The prescient politics of Tintin: The character was in effect Hergé’s alter ego, reflecting his intense interest in news and contemporary affairs (Michael Farr, January 9, 2025, The Spectator)
Already in that first Soviet adventure, we have the Bolsheviks seizing the grain of the peasant farmers for their own stockpiles, leading to famine and starvation. Hergé had read up on the Soviet grain procurement crisis of the previous year (1928) and in his narrative anticipates the alienation of grain and property from the kulaks, the land-owning peasantry, that came in 1930-31 after the book’s publication. The Great Famine of 1932-33 that killed millions of Ukrainians and others followed as a consequence of Stalin’s policies, exposed by Tintin and condemned by Hergé.

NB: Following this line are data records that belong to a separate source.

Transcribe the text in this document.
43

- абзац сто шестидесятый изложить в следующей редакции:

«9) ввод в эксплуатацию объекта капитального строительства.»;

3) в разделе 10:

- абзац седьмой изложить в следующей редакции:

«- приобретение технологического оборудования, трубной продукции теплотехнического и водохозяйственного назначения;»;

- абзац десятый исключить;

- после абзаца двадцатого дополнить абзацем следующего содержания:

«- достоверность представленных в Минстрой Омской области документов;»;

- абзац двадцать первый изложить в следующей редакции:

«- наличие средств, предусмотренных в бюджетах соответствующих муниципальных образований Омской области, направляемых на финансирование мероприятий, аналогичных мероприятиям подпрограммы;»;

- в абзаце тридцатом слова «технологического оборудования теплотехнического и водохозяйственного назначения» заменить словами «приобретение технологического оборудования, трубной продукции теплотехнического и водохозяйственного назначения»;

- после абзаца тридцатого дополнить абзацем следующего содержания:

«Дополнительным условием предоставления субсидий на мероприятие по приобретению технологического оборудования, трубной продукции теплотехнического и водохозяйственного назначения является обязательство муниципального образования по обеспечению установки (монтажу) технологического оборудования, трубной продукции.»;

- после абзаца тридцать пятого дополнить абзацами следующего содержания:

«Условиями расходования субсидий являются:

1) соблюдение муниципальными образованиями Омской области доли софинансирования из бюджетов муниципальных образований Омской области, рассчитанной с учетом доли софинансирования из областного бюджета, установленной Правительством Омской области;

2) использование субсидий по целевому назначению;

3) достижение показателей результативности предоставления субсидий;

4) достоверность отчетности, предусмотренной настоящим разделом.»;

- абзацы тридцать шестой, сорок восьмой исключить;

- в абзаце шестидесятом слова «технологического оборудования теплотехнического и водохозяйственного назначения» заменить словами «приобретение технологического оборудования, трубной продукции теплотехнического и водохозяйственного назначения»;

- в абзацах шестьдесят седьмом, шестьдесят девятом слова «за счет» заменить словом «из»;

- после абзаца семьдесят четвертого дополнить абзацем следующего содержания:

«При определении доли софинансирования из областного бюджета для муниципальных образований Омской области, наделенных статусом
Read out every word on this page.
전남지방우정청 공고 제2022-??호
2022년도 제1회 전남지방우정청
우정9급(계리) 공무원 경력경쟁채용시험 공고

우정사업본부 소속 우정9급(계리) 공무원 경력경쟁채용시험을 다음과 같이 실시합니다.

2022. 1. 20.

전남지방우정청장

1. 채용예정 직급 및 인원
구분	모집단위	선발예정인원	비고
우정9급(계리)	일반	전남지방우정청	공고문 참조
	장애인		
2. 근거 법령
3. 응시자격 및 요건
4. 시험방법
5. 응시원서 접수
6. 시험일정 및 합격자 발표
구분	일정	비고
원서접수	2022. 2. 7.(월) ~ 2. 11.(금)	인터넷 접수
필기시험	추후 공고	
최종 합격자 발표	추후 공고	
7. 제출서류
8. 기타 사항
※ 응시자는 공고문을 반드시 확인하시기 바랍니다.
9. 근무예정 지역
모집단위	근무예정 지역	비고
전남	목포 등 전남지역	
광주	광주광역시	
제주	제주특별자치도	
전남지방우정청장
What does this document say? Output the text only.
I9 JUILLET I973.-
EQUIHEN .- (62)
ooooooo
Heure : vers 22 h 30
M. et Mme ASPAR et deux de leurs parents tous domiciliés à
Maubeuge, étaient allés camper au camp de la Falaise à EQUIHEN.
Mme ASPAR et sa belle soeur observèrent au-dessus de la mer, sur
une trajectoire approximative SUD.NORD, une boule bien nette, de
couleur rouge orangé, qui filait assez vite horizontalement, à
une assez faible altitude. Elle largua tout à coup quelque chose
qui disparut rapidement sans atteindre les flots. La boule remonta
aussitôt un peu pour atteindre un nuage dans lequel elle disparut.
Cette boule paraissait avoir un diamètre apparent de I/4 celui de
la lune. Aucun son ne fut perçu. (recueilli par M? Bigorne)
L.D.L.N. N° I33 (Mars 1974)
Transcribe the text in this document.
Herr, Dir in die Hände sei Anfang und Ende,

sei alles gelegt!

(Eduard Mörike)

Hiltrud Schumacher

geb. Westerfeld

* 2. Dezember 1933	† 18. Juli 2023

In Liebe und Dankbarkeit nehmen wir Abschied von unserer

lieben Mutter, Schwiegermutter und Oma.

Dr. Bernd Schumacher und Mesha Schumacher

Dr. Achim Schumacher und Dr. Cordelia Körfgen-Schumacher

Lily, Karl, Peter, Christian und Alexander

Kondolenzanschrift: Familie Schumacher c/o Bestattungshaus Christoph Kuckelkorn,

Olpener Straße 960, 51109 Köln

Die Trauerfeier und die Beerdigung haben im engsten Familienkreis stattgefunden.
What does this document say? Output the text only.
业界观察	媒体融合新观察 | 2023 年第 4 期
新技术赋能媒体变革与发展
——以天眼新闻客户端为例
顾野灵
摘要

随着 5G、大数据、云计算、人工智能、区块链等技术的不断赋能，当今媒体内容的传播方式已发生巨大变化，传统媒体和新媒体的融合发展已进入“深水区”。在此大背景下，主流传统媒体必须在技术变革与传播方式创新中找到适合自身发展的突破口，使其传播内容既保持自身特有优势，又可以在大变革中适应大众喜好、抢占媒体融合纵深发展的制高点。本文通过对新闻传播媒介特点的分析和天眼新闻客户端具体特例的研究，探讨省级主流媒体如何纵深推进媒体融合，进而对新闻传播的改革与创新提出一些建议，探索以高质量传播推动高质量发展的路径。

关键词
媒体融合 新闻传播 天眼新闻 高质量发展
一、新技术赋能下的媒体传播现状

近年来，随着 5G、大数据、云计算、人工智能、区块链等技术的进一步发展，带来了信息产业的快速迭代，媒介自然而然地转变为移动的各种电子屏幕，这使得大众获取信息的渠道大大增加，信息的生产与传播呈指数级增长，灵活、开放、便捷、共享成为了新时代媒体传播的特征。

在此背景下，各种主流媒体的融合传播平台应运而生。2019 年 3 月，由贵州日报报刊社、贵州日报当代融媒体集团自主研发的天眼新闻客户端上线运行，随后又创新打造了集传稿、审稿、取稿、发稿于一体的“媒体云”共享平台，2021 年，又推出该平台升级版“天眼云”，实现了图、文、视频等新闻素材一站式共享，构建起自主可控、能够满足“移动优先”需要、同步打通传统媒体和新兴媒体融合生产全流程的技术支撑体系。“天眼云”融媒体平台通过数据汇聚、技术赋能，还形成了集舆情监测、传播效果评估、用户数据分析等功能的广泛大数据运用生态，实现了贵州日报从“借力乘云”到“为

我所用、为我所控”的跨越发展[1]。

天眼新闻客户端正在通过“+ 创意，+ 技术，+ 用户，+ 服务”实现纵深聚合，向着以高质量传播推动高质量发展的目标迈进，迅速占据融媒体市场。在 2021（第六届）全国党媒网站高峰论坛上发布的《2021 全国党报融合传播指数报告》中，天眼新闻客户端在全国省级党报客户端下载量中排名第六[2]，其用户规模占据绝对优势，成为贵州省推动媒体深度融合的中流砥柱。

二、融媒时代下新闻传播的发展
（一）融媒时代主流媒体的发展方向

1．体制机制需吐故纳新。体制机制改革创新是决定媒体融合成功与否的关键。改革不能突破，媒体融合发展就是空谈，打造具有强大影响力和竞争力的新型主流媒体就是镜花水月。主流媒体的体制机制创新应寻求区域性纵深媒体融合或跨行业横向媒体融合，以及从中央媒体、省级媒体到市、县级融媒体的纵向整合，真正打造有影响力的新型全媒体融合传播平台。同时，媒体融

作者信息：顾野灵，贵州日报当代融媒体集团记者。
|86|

Politics was never far from Hergé’s agenda. National Guardsmen drive Native Americans off the reservation at bayonet point after oil has been struck on their land in Tintin in America (1932). But the next deep political involvement came with The Blue Lotus in 1934. Here, against the trend of western sentiment, Hergé sided with the Chinese against Japanese agitation and aggression in Manchuria. He depicts the staged Mukden incident when in September 1931 Japanese saboteurs blew up the South Manchuria Railway tracks. […]
Politics was also at the core of King Ottokar’s Scepter (1938) inspired by Nazi Germany’s Anschluss, or absorption of neighboring Austria, in March of that year and anticipating its takeover of the Sudetenland and the threat posed to some of the vulnerable kingdoms of central Europe. Tintin thwarts the plot hatched by the unsubtly named fascist Müsstler — an amalgamation of Mussolini and Hitler — allowing the king to retain his throne and his kingdom, the fictional Balkan nation of Syldavia, to remain intact.